Knaub has no qualms with the pheasant population or the number of hunters he sees. He would like to see more hunters so the club could make more money for its programs.

"You can have more people in this country for a couple of weekends and you wouldn't hurt nothing," he said.

On the final weekend of the pheasant season, Knaub apparently had this half of Harlan County to himself. If others were hunting, he did not see them. "You may see a carload or two at the most," said Knaub of a typical weekend in December or January. "There's just nobody out. The first couple of weekends are it.

"This year was better than last year, but four years ago [the hunting] was fantastic. Many of the people had their limits [of pheasants] by noon. We got ours by 9:30 in the morning. When you do that, there's a lot of birds around.

"We see a lot of quail, but we don't hunt them a lot. We usually see three to six coveys when we're hunting in the area, but we primarily are pheasant hunting. As you saw today, they're nice coveys too."

Knaub even takes a grouse or two every year from the lighter cover. "I've always enjoyed it. We haven't killed a lot of birds, but we always have a good time. It's a nice place to hunt and you don't spend all day getting permission. And that's what I like about it."


Illinoisans Richard Schmidt (from left), Kevin Schmidt and Phil Thornburg, and Gary Thornburg of Arkansas show their harvest.
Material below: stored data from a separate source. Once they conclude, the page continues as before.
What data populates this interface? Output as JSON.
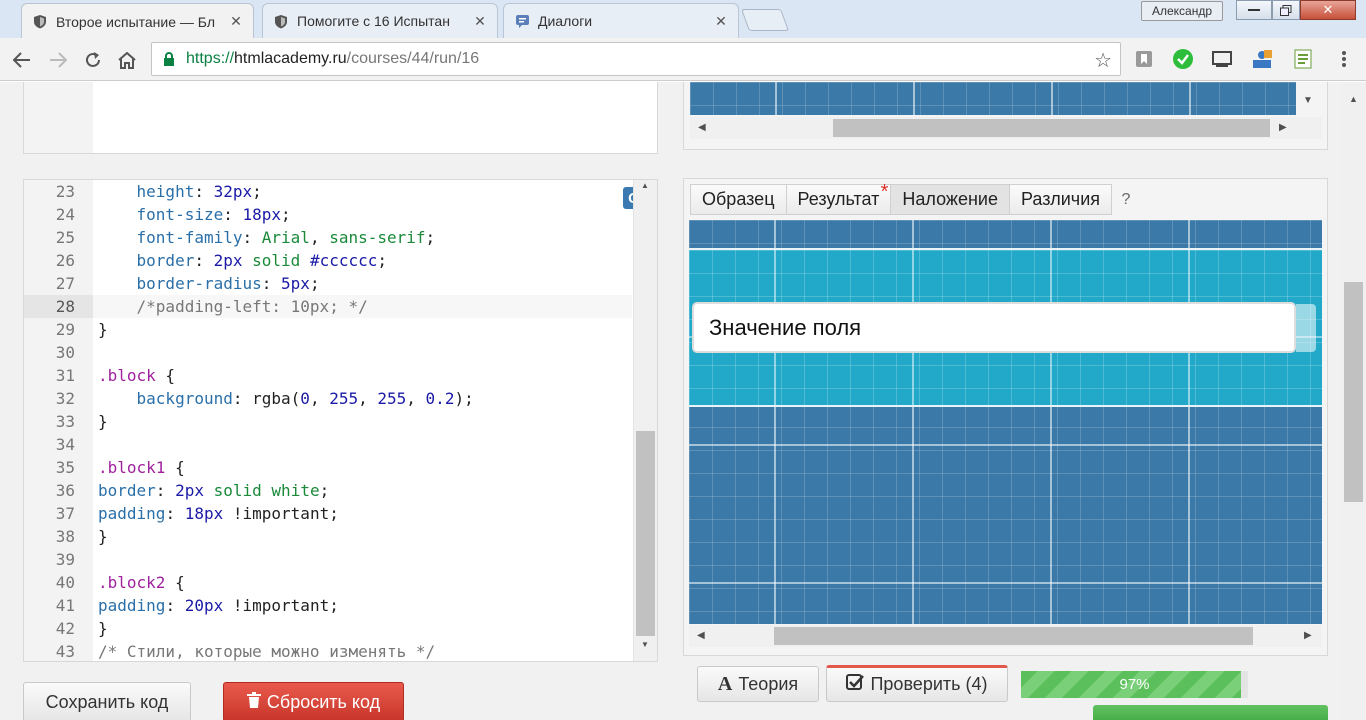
{
  "browser": {
    "tabs": [
      {
        "title": "Второе испытание — Бл",
        "icon": "htmlacademy-shield-icon"
      },
      {
        "title": "Помогите с 16 Испытан",
        "icon": "htmlacademy-shield-icon"
      },
      {
        "title": "Диалоги",
        "icon": "dialog-bubble-icon"
      }
    ],
    "user": "Александр",
    "url": {
      "scheme": "https://",
      "host": "htmlacademy.ru",
      "path": "/courses/44/run/16"
    }
  },
  "editor": {
    "mode_badge": "CSS",
    "lines": [
      {
        "n": "23",
        "t": [
          [
            "    ",
            ""
          ],
          [
            "height",
            "prop"
          ],
          [
            ": ",
            ""
          ],
          [
            "32px",
            "num"
          ],
          [
            ";",
            ""
          ]
        ]
      },
      {
        "n": "24",
        "t": [
          [
            "    ",
            ""
          ],
          [
            "font-size",
            "prop"
          ],
          [
            ": ",
            ""
          ],
          [
            "18px",
            "num"
          ],
          [
            ";",
            ""
          ]
        ]
      },
      {
        "n": "25",
        "t": [
          [
            "    ",
            ""
          ],
          [
            "font-family",
            "prop"
          ],
          [
            ": ",
            ""
          ],
          [
            "Arial",
            "str"
          ],
          [
            ", ",
            ""
          ],
          [
            "sans-serif",
            "str"
          ],
          [
            ";",
            ""
          ]
        ]
      },
      {
        "n": "26",
        "t": [
          [
            "    ",
            ""
          ],
          [
            "border",
            "prop"
          ],
          [
            ": ",
            ""
          ],
          [
            "2px",
            "num"
          ],
          [
            " ",
            ""
          ],
          [
            "solid",
            "val"
          ],
          [
            " ",
            ""
          ],
          [
            "#cccccc",
            "num"
          ],
          [
            ";",
            ""
          ]
        ]
      },
      {
        "n": "27",
        "t": [
          [
            "    ",
            ""
          ],
          [
            "border-radius",
            "prop"
          ],
          [
            ": ",
            ""
          ],
          [
            "5px",
            "num"
          ],
          [
            ";",
            ""
          ]
        ]
      },
      {
        "n": "28",
        "t": [
          [
            "    ",
            ""
          ],
          [
            "/*padding-left: 10px; */",
            "com"
          ]
        ],
        "active": true
      },
      {
        "n": "29",
        "t": [
          [
            "}",
            ""
          ]
        ]
      },
      {
        "n": "30",
        "t": []
      },
      {
        "n": "31",
        "t": [
          [
            ".block",
            "sel"
          ],
          [
            " {",
            ""
          ]
        ]
      },
      {
        "n": "32",
        "t": [
          [
            "    ",
            ""
          ],
          [
            "background",
            "prop"
          ],
          [
            ": rgba(",
            ""
          ],
          [
            "0",
            "num"
          ],
          [
            ", ",
            ""
          ],
          [
            "255",
            "num"
          ],
          [
            ", ",
            ""
          ],
          [
            "255",
            "num"
          ],
          [
            ", ",
            ""
          ],
          [
            "0.2",
            "num"
          ],
          [
            ");",
            ""
          ]
        ]
      },
      {
        "n": "33",
        "t": [
          [
            "}",
            ""
          ]
        ]
      },
      {
        "n": "34",
        "t": []
      },
      {
        "n": "35",
        "t": [
          [
            ".block1",
            "sel"
          ],
          [
            " {",
            ""
          ]
        ]
      },
      {
        "n": "36",
        "t": [
          [
            "border",
            "prop"
          ],
          [
            ": ",
            ""
          ],
          [
            "2px",
            "num"
          ],
          [
            " ",
            ""
          ],
          [
            "solid",
            "val"
          ],
          [
            " ",
            ""
          ],
          [
            "white",
            "val"
          ],
          [
            ";",
            ""
          ]
        ]
      },
      {
        "n": "37",
        "t": [
          [
            "padding",
            "prop"
          ],
          [
            ": ",
            ""
          ],
          [
            "18px",
            "num"
          ],
          [
            " ",
            ""
          ],
          [
            "!important",
            "imp"
          ],
          [
            ";",
            ""
          ]
        ]
      },
      {
        "n": "38",
        "t": [
          [
            "}",
            ""
          ]
        ]
      },
      {
        "n": "39",
        "t": []
      },
      {
        "n": "40",
        "t": [
          [
            ".block2",
            "sel"
          ],
          [
            " {",
            ""
          ]
        ]
      },
      {
        "n": "41",
        "t": [
          [
            "padding",
            "prop"
          ],
          [
            ": ",
            ""
          ],
          [
            "20px",
            "num"
          ],
          [
            " ",
            ""
          ],
          [
            "!important",
            "imp"
          ],
          [
            ";",
            ""
          ]
        ]
      },
      {
        "n": "42",
        "t": [
          [
            "}",
            ""
          ]
        ]
      },
      {
        "n": "43",
        "t": [
          [
            "/* Стили, которые можно изменять */",
            "com"
          ]
        ]
      }
    ]
  },
  "buttons": {
    "save": "Сохранить код",
    "reset": "Сбросить код",
    "theory": "Теория",
    "check": "Проверить (4)"
  },
  "preview": {
    "tabs": [
      "Образец",
      "Результат",
      "Наложение",
      "Различия"
    ],
    "active_tab": "Наложение",
    "modified_tab": "Результат",
    "help": "?",
    "field_value": "Значение поля"
  },
  "progress": {
    "label": "97%",
    "value": 0.97
  },
  "colors": {
    "grid": "#3a79a8",
    "band": "#22a8c8",
    "reset": "#d9453a",
    "check_accent": "#e4574b",
    "progress": "#5bc05b"
  }
}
Knaub is usually accompanied by his wife, Joyce Ann. She drops him and the dogs off, drives to the other side of a field or section and reads a book while she waits, a tactic that can save a considerable amount of boot leather.

It had been a long day and Knaub had not seen a pheasant since the first field. For whatever reason, most likely the unseasonably warm, 60-degree temperatures, the birds were not in their usual haunts. But he had more than enough energy left for one more long trek.
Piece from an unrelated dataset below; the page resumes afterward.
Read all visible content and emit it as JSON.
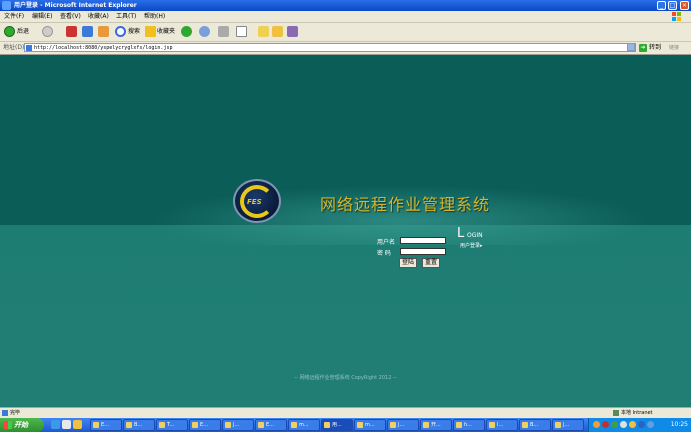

Years ago, Knaub had discovered a draw that held a dry, weed-choked dam in the middle of a section. Last season, while hiking across a half-mile of corn stubble to get to the draw, he found that not every farmer is using Roundup Ready corn. One field edge was choked with weeds. Just like the dry pond, the cover couldn't be seen from the road.

The dogs got birdy as soon as they hit the weedy corn stubble. Soon they flushed a rooster, which Knaub cleanly dispatched with one shot. With only a few previous retrieves, his younger dog did not want to let go of what turned out to be the only pheasant of the day.

"The birds are here," Knaub said as he retraced his steps across the stubble to his vehicle. "You've just got to find them."

The Huntley Lions Club will sell permits for this year's hunting access program at the town hall during the afternoon on November 5, and the mornings of November 6 and 7. Permits also are available at Huntley Service during business hours the week before and during the pheasant season.